As is apparent from the above description, according to the present invention, a large number of friction plates are alternately engaged between one transmission shaft and a transmission gear rotatably supported by the transmission shaft. Are arranged in the axial direction, and these friction plates are frictionally engaged with each other by the hollow actuating body that is expanded by the fluid pressure. Therefore, there is an effect that a large torque can be transmitted while being made small.

[Brief description of drawings]

FIG. 1 is an enlarged sectional view of an essential part of a clutch unit according to the present invention.

FIG. 2 is a front view of a constant mesh gear type transmission to which the present invention is applied.
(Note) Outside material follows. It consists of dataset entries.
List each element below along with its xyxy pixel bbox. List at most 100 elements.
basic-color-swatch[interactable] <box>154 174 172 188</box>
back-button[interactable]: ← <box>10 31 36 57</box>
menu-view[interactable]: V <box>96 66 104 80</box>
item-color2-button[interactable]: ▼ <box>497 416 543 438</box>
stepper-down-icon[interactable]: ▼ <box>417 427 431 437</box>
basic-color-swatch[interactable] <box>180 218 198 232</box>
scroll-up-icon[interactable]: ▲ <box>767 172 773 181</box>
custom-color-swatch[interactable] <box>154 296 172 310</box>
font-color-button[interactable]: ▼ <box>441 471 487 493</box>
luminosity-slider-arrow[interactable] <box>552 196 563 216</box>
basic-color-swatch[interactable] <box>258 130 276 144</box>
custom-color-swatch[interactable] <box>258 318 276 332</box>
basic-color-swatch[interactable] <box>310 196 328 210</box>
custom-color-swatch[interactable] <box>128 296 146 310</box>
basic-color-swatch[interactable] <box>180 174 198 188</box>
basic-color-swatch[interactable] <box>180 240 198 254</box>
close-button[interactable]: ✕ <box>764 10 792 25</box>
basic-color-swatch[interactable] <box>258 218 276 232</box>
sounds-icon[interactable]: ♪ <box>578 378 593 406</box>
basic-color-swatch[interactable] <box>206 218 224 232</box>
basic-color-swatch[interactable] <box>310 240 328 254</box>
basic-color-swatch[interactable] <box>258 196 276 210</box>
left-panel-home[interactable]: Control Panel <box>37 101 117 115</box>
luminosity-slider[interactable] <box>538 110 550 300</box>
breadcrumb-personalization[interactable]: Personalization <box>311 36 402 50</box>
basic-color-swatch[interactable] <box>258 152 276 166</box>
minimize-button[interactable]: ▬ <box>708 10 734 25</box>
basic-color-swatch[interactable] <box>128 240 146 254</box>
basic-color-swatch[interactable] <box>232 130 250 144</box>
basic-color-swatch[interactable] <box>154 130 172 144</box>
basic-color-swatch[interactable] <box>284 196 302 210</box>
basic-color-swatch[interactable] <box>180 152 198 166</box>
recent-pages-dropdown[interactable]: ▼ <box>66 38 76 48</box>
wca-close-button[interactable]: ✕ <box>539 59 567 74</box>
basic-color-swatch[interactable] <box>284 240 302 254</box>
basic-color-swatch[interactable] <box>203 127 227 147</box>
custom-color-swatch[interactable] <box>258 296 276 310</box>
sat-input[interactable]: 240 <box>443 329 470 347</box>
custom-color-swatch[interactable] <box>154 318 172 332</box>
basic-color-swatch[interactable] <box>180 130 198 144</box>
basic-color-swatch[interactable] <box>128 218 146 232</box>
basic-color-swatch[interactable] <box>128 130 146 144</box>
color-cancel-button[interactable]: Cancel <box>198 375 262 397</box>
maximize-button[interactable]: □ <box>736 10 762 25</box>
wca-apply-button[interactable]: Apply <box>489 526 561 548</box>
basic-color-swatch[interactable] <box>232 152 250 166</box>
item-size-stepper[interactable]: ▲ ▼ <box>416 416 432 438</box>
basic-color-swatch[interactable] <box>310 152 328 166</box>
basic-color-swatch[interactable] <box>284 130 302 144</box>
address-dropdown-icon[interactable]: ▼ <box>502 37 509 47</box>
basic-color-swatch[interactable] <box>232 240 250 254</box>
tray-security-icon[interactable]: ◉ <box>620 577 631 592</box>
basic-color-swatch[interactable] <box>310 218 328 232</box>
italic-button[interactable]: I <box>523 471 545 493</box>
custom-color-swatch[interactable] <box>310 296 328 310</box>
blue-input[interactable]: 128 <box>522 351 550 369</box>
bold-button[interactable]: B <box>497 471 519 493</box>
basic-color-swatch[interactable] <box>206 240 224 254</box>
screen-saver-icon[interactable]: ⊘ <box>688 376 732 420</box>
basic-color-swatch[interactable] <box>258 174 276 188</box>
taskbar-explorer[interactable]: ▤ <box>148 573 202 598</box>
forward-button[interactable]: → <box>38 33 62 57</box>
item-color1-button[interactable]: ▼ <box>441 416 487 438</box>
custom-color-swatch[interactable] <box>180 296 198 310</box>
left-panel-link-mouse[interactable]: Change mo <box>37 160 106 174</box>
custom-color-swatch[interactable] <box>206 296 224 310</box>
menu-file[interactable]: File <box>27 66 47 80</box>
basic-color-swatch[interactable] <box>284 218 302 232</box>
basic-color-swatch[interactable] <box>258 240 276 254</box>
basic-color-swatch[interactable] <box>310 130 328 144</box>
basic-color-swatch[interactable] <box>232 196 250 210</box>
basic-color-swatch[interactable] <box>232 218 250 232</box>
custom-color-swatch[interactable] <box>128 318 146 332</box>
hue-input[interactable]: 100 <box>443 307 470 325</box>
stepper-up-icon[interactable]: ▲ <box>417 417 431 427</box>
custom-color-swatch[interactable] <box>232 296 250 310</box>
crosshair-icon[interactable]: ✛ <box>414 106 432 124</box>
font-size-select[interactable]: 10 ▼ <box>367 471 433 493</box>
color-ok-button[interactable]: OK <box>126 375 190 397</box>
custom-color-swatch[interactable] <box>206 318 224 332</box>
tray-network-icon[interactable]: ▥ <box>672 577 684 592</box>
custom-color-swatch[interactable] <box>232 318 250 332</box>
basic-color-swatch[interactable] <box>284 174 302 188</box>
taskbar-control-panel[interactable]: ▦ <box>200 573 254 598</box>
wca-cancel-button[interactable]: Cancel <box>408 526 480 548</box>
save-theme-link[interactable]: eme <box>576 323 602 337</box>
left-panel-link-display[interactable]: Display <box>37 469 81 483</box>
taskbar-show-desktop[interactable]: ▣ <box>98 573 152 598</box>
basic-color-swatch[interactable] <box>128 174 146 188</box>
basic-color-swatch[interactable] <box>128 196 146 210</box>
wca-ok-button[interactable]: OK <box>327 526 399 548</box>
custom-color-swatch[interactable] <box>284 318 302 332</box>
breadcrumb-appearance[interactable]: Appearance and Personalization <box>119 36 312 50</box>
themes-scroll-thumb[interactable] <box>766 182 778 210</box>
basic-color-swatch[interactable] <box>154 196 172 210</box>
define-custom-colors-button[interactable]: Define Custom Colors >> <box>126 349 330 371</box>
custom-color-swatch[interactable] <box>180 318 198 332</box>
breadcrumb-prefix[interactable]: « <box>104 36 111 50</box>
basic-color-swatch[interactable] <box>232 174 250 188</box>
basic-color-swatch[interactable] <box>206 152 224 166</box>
FIG. 3 is an enlarged cross-sectional view of a main part of a conventional clutch part.

[Explanation of symbols]

 1 constant mesh transmission 2 input shaft (transmission shaft) 3 output shaft (transmission shaft) 4 high speed gear shift gear 4a high speed gear shift gear provided on the input shaft 4b high speed gear shift gear provided on the output shaft 5 Medium High-speed transmission gear 5a Medium-speed transmission gear provided on input shaft 5b Medium-speed transmission gear provided on output shaft 6 Low-speed transmission gear 6a Low-speed transmission gear provided on input shaft 6b Output shaft Provided low-speed gears 12 Cylinder chamber 11 Communication passage 13 Piston 14 Rod 15 Fluid supply passage 16 Rotary joint 17 Hose 18 Fluid pressure booster (fluid pressure source) 19 Boss 20 Bearing 21 Clutch 22 Pressure receiving plate 23 Spline 24 Spline 25 Pressure plate 26 Friction plate 27 Hollow actuating body 28 Metal fitting 29 Shielding plate 30 Communication passage 31 Oil supply passage

Claims (1)

[Claims] 1. A transmission gear is rotatably supported on one transmission shaft, and a pair of pressure plates are provided between the transmission shaft and the transmission gear.
A large number of friction plates and a pair of pressure receiving plates are sequentially arranged from the center in the axial direction outward in the axial direction, and the pressure plates are engaged with the transmission shaft so that they cannot rotate relative to each other and are movable in the axial direction. A hollow actuating body that is inflatable is interposed between the friction plates, and the friction plates that are axially adjacent to each other are alternately engaged with the transmission shaft and the transmission gear such that they cannot rotate relative to each other and are movable in the axial direction. Is provided on both sides of, and a communication passage for communicating the interior of the hollow operating body with a cylinder chamber formed in the axial center of the transmission shaft is provided, and a piston for axially moving in the cylinder chamber is provided,
A fluid supply passage is formed in the piston, one end of which opens to the outer peripheral surface of the piston so as to face the communication passage, and the other end of which is connected to an external fluid pressure source. Clutch device for gear type transmission.